RW1972

Victor Navarro

The mathematics behind RW1972

The most influential associative learning model, RW1972 (Rescorla & Wagner, 1972), learns from global error and posits no changes in stimulus associability.

1 - Generating expectations

Let $v_{k,j}$ denote the associative strength from stimulus $k$ to stimulus $j$. On any given trial, the expectation of stimulus $j$, $e_j$, is given by:

$$\tag{Eq.1} e_j = \sum_{k}^{K}x_k v_{k,j}$$

$x_k$ denotes the presence (1) or absence (0) of stimulus $k$, and the set $K$ represents all stimuli in the design.

2 - Learning associations

Changes to the association from stimulus $i$ to $j$, $v_{i,j}$, are given by:

$$\tag{Eq.2} \Delta v_{i,j} = \alpha_i \beta_j (\lambda_j - e_j)$$

where $\alpha_i$ is the associability of stimulus $i$, $\beta_j$ is a learning rate parameter determined by the properties of $j$¹, and $\lambda_j$ is a the maximum association strength supported by $j$ (the asymptote).

3 - Generating responses

There is no specification of response-generating mechanisms in RW1972. However, the simplest response function that can be adopted is the identity function on stimulus expectations.
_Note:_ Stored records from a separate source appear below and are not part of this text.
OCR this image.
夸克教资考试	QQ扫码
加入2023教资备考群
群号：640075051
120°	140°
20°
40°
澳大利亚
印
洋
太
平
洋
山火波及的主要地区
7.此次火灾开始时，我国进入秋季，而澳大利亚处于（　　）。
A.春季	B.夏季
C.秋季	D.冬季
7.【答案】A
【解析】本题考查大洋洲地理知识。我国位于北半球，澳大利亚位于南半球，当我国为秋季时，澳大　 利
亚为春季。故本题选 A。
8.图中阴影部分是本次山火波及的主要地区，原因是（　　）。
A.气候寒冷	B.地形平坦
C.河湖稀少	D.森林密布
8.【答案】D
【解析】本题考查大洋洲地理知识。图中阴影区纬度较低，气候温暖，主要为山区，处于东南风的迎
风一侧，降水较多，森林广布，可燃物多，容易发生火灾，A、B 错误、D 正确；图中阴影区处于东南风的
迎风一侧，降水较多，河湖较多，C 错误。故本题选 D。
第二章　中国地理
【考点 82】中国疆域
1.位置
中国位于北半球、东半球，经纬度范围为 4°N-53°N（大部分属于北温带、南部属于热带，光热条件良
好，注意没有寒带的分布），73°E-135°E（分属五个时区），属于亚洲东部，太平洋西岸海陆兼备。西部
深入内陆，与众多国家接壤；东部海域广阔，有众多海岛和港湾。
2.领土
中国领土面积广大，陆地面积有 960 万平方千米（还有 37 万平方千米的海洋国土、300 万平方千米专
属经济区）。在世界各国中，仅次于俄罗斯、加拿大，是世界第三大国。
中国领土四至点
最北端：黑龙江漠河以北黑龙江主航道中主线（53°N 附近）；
If so, the responses reflecting the nature of $j$, $r_j$, are given by:

$$\tag{Eq.3} r_j = e_j$$

References

Rescorla, R. A., & Wagner, A. R. (1972). A theory of Pavlovian conditioning: Variations in the effectiveness of reinforcement and nonreinforcement. In A. H. Black & W. F. Prokasy (Eds.), Classical conditioning II: Current research and theory. (pp. 64–69). Appleton-Century-Crofts.